A third-party email gateway relay is refusing to process a message for an email address we're sending to. The address is in the format of firstname..lastname@recipientdomain.com (note the two periods). Is this allowed by RFC guidelines?
RFC 2822 seems to object to this in section 3.4.1:
The locally interpreted string is either a quoted-string or a
dot-atom. If the string can be represented as a dot-atom (that is, it
contains no characters other than atext characters or "." surrounded
by atext characters), then the dot-atom form SHOULD be used and the
quoted-string form SHOULD NOT be used. Comments and folding white
space SHOULD NOT be used around the "@" in the addr-spec.
Furthermore, in that same section, it references this:
addr-spec = local-part "@" domain
local-part = dot-atom / quoted-string / obs-local-part
I interpret this to mean that the localpart can have content separated by dots but there cannot be two successive dots, and it cannot start or end with a dot. That being said, I'm not familiar with dot-atom syntax so maybe I'm mistaken here.

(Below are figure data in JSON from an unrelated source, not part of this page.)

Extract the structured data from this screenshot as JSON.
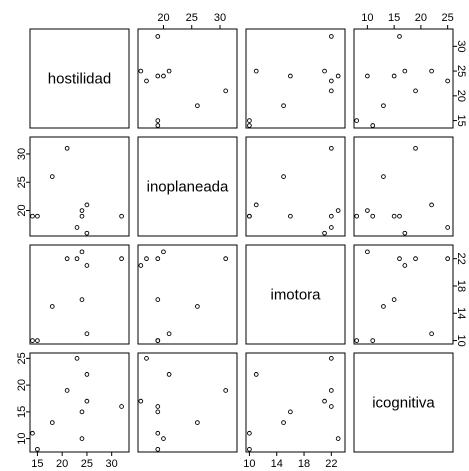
{
  "chart_data": {
    "type": "scatter",
    "title": "",
    "variables": [
      "hostilidad",
      "inoplaneada",
      "imotora",
      "icognitiva"
    ],
    "ranges": {
      "hostilidad": [
        13.5,
        33.5
      ],
      "inoplaneada": [
        15.5,
        33
      ],
      "imotora": [
        9.5,
        24
      ],
      "icognitiva": [
        7.5,
        26
      ]
    },
    "ticks": {
      "hostilidad": [
        15,
        20,
        25,
        30
      ],
      "inoplaneada": [
        20,
        25,
        30
      ],
      "imotora": [
        10,
        14,
        18,
        22
      ],
      "icognitiva": [
        10,
        15,
        20,
        25
      ]
    },
    "observations": [
      {
        "hostilidad": 14,
        "inoplaneada": 19,
        "imotora": 10,
        "icognitiva": 11
      },
      {
        "hostilidad": 15,
        "inoplaneada": 19,
        "imotora": 10,
        "icognitiva": 8
      },
      {
        "hostilidad": 18,
        "inoplaneada": 26,
        "imotora": 15,
        "icognitiva": 13
      },
      {
        "hostilidad": 21,
        "inoplaneada": 31,
        "imotora": 22,
        "icognitiva": 19
      },
      {
        "hostilidad": 23,
        "inoplaneada": 17,
        "imotora": 22,
        "icognitiva": 25
      },
      {
        "hostilidad": 24,
        "inoplaneada": 19,
        "imotora": 16,
        "icognitiva": 15
      },
      {
        "hostilidad": 24,
        "inoplaneada": 20,
        "imotora": 23,
        "icognitiva": 10
      },
      {
        "hostilidad": 25,
        "inoplaneada": 16,
        "imotora": 21,
        "icognitiva": 17
      },
      {
        "hostilidad": 25,
        "inoplaneada": 21,
        "imotora": 11,
        "icognitiva": 22
      },
      {
        "hostilidad": 32,
        "inoplaneada": 19,
        "imotora": 22,
        "icognitiva": 16
      }
    ]
  }
}
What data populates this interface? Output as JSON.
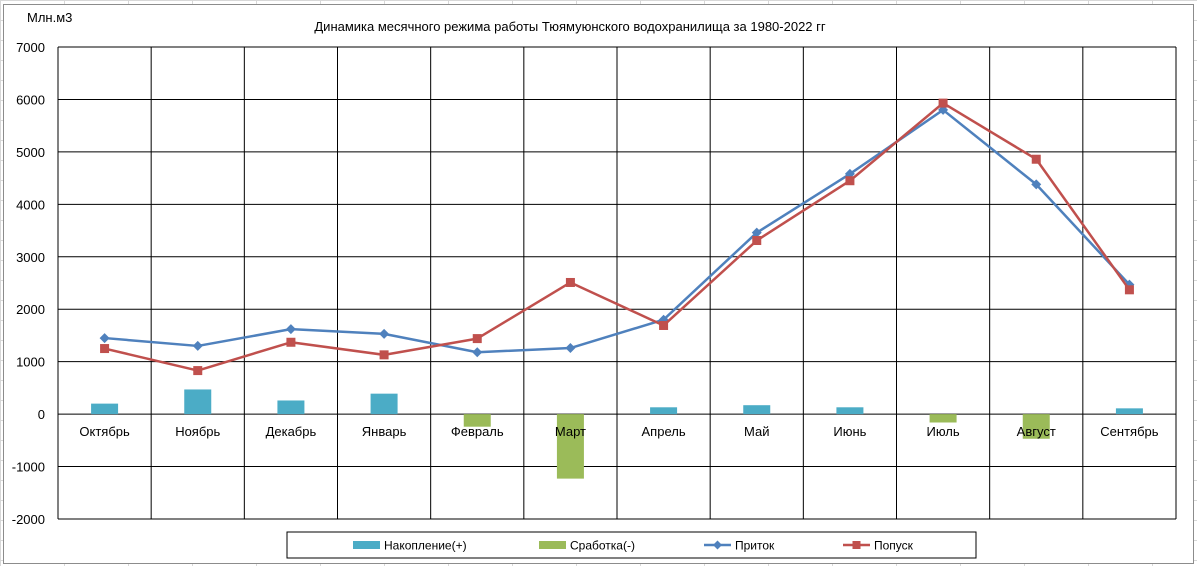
{
  "chart_data": {
    "type": "bar",
    "title": "Динамика месячного режима  работы Тюямуюнского водохранилища  за 1980-2022 гг",
    "ylabel": "Млн.м3",
    "xlabel": "",
    "ylim": [
      -2000,
      7000
    ],
    "yticks": [
      7000,
      6000,
      5000,
      4000,
      3000,
      2000,
      1000,
      0,
      -1000,
      -2000
    ],
    "categories": [
      "Октябрь",
      "Ноябрь",
      "Декабрь",
      "Январь",
      "Февраль",
      "Март",
      "Апрель",
      "Май",
      "Июнь",
      "Июль",
      "Август",
      "Сентябрь"
    ],
    "grid": true,
    "legend_position": "bottom",
    "series": [
      {
        "name": "Накопление(+)",
        "kind": "bar",
        "color": "#4bacc6",
        "values": [
          200,
          470,
          260,
          390,
          null,
          null,
          130,
          170,
          130,
          null,
          null,
          110
        ]
      },
      {
        "name": "Сработка(-)",
        "kind": "bar",
        "color": "#9bbb59",
        "values": [
          null,
          null,
          null,
          null,
          -240,
          -1230,
          null,
          null,
          null,
          -160,
          -470,
          null
        ]
      },
      {
        "name": "Приток",
        "kind": "line",
        "marker": "diamond",
        "color": "#4f81bd",
        "values": [
          1450,
          1300,
          1620,
          1530,
          1180,
          1260,
          1800,
          3460,
          4580,
          5800,
          4380,
          2470
        ]
      },
      {
        "name": "Попуск",
        "kind": "line",
        "marker": "square",
        "color": "#c0504d",
        "values": [
          1250,
          830,
          1370,
          1130,
          1440,
          2510,
          1690,
          3310,
          4450,
          5930,
          4860,
          2370
        ]
      }
    ]
  }
}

Can someone please confirm and explain?
Best Answer
Yes you are correct. The section you quoted says that it must be a quoted string OR a dot atom. Since its clearly not a quoted string (the lack of enclosing
"
makes that clear) it must be a dot-atom...That leads us to the definition of dot-atom:
Look at this except from RFC 5322 (3.2.3 - page 13) (RFC 2822 contains a similar section) the hint is the
1*
indot-atom-text = 1*atext *("." 1*atext)
. This effectively means that a dot-atom is made up of strings of one or more "atext" characters separated by dots. A string of 0 atext characters does not count and so you can not have two successive dots (seperated by 0 characters) or a leading or trailing dot.